Municipalities should have the right to decide what makes sense on their territory. I do not believe in one fit for all. Montréal is different than Baie-Comeau or Rouyn-Noranda,” Montréal Mayor Valérie Plante recently said, referencing largely rural areas of the province at a public hearing where she lambasted Bill 2.

Indeed, the previous government’s cannabis regulations allowed municipalities to decide for themselves whether to ban public consumption.

RELATED: WILL CITIES BE ABLE TO OPT OUT OF LEGAL CANNABIS?

Even the city’s police chief, Sylvain Caron, has come out against Bill 2. He notes that responding to a call about cannabis being consumed in a prohibited space currently takes about 15–45 minutes. If the province were to make smoking in public illegal, the police would be so tied up responding to cannabis-related complaints that they wouldn’t have time for any other police work.

Despite Hearings, New Cannabis Rules Seem Inevitable

So, will Bill 2 actually become law?

Premier François Legault made tougher cannabis regulation a central campaign promise during last year’s election, and his governing Coalition Avenir Québec has a strong majority in the legislature. This means there’s nothing stopping Bill 2 from becoming law.
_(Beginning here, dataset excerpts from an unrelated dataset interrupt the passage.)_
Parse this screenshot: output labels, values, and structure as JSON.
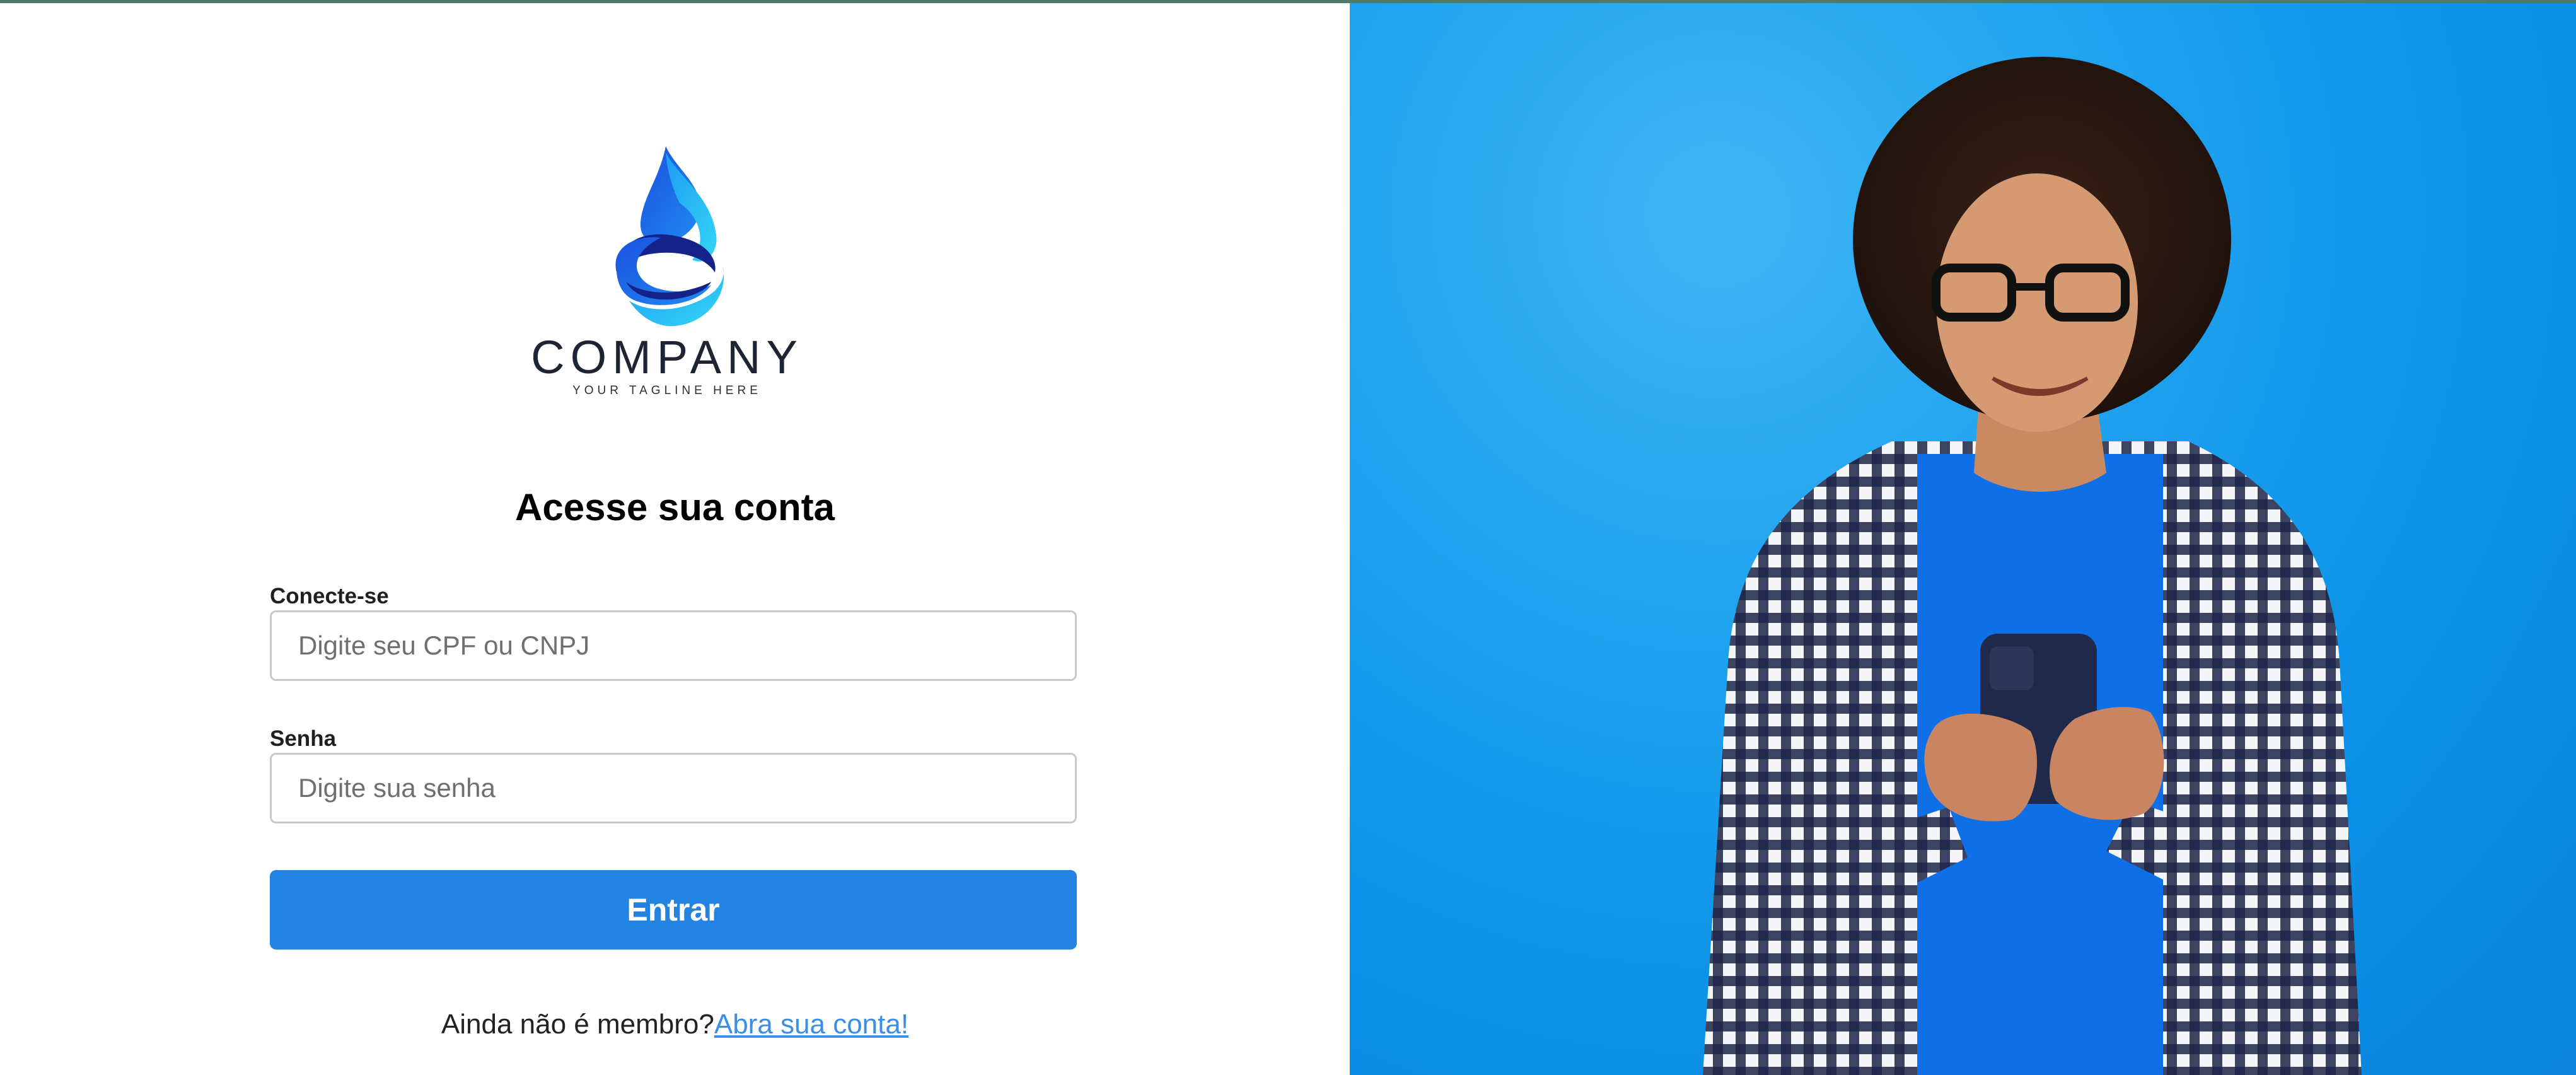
{
  "brand": {
    "name": "COMPANY",
    "tagline": "YOUR TAGLINE HERE",
    "colors": {
      "accent": "#2283e0",
      "logo_blue": "#1c6fe8",
      "logo_cyan": "#22c3f3",
      "logo_navy": "#14238a",
      "hero_background": "#1ea2ef"
    }
  },
  "login": {
    "title": "Acesse sua conta",
    "username": {
      "label": "Conecte-se",
      "placeholder": "Digite seu CPF ou CNPJ",
      "value": ""
    },
    "password": {
      "label": "Senha",
      "placeholder": "Digite sua senha",
      "value": ""
    },
    "submit_label": "Entrar",
    "signup_prompt": "Ainda não é membro?",
    "signup_link": "Abra sua conta!"
  },
  "hero": {
    "image": "smiling-man-holding-phone"
  }
}
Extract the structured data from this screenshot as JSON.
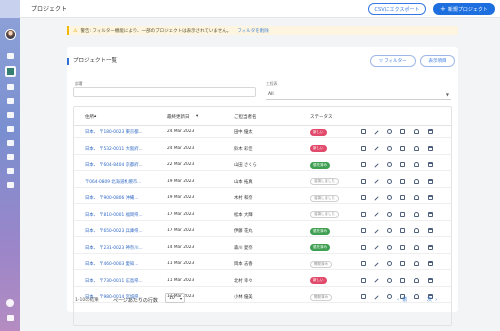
{
  "header": {
    "title": "プロジェクト",
    "export_label": "CSVにエクスポート",
    "new_label": "新規プロジェクト"
  },
  "warning": {
    "text": "警告: フィルター機能により、一部のプロジェクトは表示されていません。",
    "link": "フィルタを削除"
  },
  "list": {
    "title": "プロジェクト一覧",
    "filter_label": "フィルター",
    "display_label": "表示項目",
    "field_name_label": "部署",
    "field_select_label": "工程表",
    "select_value": "All"
  },
  "table": {
    "headers": [
      "住所",
      "最終更新日",
      "ご担当者名",
      "ステータス"
    ],
    "rows": [
      {
        "address": "日本、 〒180-0023 東京都...",
        "date": "24 Mar 2023",
        "person": "田中 優太",
        "status": "新しい",
        "status_type": "red"
      },
      {
        "address": "日本、 〒532-0011 大阪府...",
        "date": "24 Mar 2023",
        "person": "鈴木 彩佳",
        "status": "新しい",
        "status_type": "red"
      },
      {
        "address": "日本、 〒604-8404 京都府...",
        "date": "22 Mar 2023",
        "person": "山田 さくら",
        "status": "優先済み",
        "status_type": "green"
      },
      {
        "address": "〒064-0809 北海道札幌市...",
        "date": "19 Mar 2023",
        "person": "山本 拓真",
        "status": "溶損しました",
        "status_type": "gray"
      },
      {
        "address": "日本、 〒900-0806 沖縄...",
        "date": "19 Mar 2023",
        "person": "木村 和奈",
        "status": "溶損しました",
        "status_type": "gray"
      },
      {
        "address": "日本、 〒810-0001 福岡県...",
        "date": "17 Mar 2023",
        "person": "松本 大輝",
        "status": "溶損しました",
        "status_type": "gray"
      },
      {
        "address": "日本、 〒650-0023 兵庫県...",
        "date": "17 Mar 2023",
        "person": "伊藤 花丸",
        "status": "優先済み",
        "status_type": "green"
      },
      {
        "address": "日本、 〒231-0023 神奈川...",
        "date": "14 Mar 2023",
        "person": "森川 愛奈",
        "status": "優先済み",
        "status_type": "green"
      },
      {
        "address": "日本、 〒460-0003 愛知...",
        "date": "11 Mar 2023",
        "person": "岡本 志香",
        "status": "開発済み",
        "status_type": "gray"
      },
      {
        "address": "日本、 〒730-0011 広島県...",
        "date": "11 Mar 2023",
        "person": "北村 幸々",
        "status": "新しい",
        "status_type": "red"
      },
      {
        "address": "日本、 〒980-0014 宮城県...",
        "date": "11 Mar 2023",
        "person": "小林 優美",
        "status": "開発済み",
        "status_type": "gray"
      }
    ]
  },
  "footer": {
    "range": "1-10の結果",
    "rows_per_page_label": "ページあたりの行数",
    "rows_per_page_value": "10",
    "prev_label": "前",
    "next_label": "次"
  },
  "colors": {
    "primary": "#1d6fe0",
    "badge_red": "#e24a6b",
    "badge_green": "#3f9f52"
  }
}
While the government is holding hearings on Bill 2 to get feedback, it’s unlikely these hearings will lead to substantive changes.

Deputy Health Minister Lionel Carmant, who introduced Bill 2, bluntly stated, “We aren’t backing away, this is clear.” In other words, Bill 2 seems inevitable.

Or, as the opposition public health critic André Fortin quipped during the middle of a dark and cold winter day in Québec City earlier this year, “Groups coming here [to the legislature] have a better chance of getting sunburn than of convincing the minister to change his bill.”